Synopsis
L’Âge d’or est une œuvre en cinq tableaux, qui commence par un prologue documentaire sur les scorpions (!), puis enchaîne avec une série d’épisodes oniriques mettant en scène un couple amoureux violemment empêché d’accomplir son désir sexuel.
L’homme (Gaston Modot) et la femme (Lya Lys) tentent de s’embrasser, de se caresser, de faire l’amour, mais sont sans cesse interrompus ou entravés par des forces sociales : un groupe de bourgeois, une cérémonie de la haute société, des prêtres, des soldats… Le film se termine par une scène de parodie blasphématoire inspirée du marquis de Sade : des notables sadiennes sortent d’un château, dont un est déguisé en Jésus.
Commentaires
L’Âge d’or est probablement l’un des premiers films à intégrer une esthétique BDSM inconsciente dans un cadre avant-gardiste. Le film repose sur un érotisme entravé, une jouissance empêchée, un désir qui se heurte à l’autorité, ce qui en fait un objet passionnant à lire dans une perspective fétichiste et sadomasochiste.
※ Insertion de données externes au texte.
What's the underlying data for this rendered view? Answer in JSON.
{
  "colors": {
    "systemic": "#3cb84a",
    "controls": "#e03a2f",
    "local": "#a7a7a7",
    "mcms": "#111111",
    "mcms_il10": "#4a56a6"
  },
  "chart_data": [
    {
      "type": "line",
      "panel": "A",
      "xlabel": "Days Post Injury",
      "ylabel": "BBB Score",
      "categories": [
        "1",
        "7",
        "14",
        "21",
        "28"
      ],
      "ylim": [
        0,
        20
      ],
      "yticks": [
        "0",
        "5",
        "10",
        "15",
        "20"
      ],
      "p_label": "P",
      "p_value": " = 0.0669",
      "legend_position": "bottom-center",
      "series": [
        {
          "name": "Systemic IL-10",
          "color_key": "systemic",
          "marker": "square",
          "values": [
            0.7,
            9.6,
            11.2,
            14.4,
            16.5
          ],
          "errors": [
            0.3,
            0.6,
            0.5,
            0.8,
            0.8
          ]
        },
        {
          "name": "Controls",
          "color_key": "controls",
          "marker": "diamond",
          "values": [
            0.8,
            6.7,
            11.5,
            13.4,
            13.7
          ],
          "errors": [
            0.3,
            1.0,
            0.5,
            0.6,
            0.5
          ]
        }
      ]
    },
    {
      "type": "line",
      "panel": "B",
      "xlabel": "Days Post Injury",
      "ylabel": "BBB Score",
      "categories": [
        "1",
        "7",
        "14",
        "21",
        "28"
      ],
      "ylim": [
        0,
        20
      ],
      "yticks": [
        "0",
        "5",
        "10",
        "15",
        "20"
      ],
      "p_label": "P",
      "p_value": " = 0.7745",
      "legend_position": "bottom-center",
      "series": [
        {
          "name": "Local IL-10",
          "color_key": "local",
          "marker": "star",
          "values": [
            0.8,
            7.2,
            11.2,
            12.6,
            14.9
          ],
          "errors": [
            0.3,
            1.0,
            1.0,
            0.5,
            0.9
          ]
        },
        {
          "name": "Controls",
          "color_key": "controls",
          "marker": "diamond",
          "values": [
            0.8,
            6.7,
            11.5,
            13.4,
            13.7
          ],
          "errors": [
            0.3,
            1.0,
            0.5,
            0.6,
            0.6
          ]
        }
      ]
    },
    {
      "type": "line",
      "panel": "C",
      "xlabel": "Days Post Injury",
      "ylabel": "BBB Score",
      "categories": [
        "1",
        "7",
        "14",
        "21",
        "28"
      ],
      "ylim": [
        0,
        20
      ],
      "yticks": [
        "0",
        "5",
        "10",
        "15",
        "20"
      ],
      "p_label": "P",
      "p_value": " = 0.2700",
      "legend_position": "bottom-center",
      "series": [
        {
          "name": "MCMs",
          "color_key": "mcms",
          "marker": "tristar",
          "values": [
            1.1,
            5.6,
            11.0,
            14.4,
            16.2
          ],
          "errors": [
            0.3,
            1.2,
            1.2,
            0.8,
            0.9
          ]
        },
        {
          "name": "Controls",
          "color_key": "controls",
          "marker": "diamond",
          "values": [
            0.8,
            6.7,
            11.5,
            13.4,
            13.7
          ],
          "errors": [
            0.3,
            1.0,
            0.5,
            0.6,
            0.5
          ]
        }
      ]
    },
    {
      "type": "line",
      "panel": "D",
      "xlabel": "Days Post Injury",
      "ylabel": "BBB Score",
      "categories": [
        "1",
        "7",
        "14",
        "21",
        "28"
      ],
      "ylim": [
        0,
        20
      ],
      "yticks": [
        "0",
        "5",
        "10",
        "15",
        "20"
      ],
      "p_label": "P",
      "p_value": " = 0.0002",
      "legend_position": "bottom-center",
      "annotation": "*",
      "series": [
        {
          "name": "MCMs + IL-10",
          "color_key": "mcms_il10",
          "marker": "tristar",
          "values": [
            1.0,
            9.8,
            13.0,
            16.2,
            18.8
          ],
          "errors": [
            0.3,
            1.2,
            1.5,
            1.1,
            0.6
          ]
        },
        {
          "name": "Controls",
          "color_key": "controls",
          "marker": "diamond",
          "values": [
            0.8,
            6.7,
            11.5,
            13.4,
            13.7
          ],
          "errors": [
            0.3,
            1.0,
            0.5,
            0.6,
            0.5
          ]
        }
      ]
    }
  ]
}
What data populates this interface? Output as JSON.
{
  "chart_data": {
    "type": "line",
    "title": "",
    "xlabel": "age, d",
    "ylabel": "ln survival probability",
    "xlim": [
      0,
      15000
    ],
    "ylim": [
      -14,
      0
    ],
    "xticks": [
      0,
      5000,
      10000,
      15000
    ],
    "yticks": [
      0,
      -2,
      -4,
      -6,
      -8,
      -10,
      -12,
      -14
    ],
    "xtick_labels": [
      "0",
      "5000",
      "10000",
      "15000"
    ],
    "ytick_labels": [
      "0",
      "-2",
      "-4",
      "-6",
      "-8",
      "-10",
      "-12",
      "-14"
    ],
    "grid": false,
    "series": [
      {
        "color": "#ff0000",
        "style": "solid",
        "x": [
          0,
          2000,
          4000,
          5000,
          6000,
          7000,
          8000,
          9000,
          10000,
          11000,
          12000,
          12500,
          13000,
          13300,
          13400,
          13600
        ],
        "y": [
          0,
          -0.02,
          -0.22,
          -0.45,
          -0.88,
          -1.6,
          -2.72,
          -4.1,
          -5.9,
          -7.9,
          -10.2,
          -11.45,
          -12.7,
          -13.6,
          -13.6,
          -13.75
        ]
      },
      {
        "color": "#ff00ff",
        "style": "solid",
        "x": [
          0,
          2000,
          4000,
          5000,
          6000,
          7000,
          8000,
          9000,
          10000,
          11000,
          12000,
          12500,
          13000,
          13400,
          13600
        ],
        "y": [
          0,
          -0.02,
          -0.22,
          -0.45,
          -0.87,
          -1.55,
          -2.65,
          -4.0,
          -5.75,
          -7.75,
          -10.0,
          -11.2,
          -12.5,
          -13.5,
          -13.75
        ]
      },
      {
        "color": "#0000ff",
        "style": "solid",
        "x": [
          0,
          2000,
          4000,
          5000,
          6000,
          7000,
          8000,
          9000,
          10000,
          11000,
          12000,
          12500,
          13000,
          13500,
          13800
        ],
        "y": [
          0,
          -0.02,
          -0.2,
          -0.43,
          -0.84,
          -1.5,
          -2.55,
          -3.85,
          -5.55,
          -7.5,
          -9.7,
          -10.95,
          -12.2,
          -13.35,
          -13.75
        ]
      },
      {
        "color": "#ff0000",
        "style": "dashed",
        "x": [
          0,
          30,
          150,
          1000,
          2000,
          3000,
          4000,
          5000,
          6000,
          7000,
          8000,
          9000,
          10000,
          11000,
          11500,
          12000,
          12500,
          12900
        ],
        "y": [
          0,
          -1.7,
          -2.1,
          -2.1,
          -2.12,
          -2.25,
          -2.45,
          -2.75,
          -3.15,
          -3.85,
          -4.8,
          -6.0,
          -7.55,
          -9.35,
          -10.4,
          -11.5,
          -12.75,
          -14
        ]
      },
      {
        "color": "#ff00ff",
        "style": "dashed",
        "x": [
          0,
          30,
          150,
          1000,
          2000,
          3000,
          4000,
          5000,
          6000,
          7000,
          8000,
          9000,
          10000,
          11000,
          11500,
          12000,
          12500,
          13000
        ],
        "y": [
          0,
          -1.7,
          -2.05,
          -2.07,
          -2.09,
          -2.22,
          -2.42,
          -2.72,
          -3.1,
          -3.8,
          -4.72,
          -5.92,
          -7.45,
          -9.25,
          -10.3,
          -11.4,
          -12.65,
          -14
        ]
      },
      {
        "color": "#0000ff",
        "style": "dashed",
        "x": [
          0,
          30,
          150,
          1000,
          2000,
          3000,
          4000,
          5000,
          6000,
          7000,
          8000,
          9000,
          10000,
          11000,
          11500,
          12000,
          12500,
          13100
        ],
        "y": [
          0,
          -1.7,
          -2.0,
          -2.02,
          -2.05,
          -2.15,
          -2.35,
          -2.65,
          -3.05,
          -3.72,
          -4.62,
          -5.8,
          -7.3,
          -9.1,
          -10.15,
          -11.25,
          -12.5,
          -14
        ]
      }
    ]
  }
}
Le cœur du film est constitué par ce couple qui n’arrive jamais à s’unir, non par manque de désir, mais parce qu’une force extérieure les empêche toujours de passer à l’acte. C’est un jeu de frustration orchestré par la structure même du film : chaque élan est bloqué, puni, interrompu. Cette logique évoque très clairement les dynamiques de domination et de frustration volontaire dans certaines pratiques BDSM.
Le personnage masculin exprime sa frustration par des gestes violents : il piétine un petit chien, jette un enfant contre un mur (hors-champ), tire sur des passants. La femme, elle, lèche en gros plan une statue d’orteil masculin, dans une des scènes les plus érotiques et fétichistes du cinéma muet.
Ces actes sont autant d’exutoires de pulsions sexuelles refoulées, comme si le corps ne pouvait plus contenir ce trop-plein d’énergie. Le plaisir est alors détourné dans la douleur, dans la destruction — autrement dit, dans une jouissance sadomasochiste.
Dans la dernière séquence, une parodie de La Philosophie dans le boudoir de Sade met en scène un personnage christique (inspiré de Jésus) sortant d’un château de débauche. C’est une inversion perverse de la Passion : le Christ devient figure de chef sadique, un dominant sadien. Cette juxtaposition du sacré et du profane rejoint l’un des tropes du BDSM fétichiste : profaner l’interdit pour accéder au plaisir extrême.
Le film fourmille de costumes, uniformes, parures de cérémonies, qui mettent en scène le pouvoir social sous forme de mascarade grotesque. La haute société devient ici un théâtre de perversion contenue, où la violence du fétiche de pouvoir (ordre, politesse, religion) masque une jouissance latente. Le fétichisme est ici idéologique, mais aussi visuel et tactile.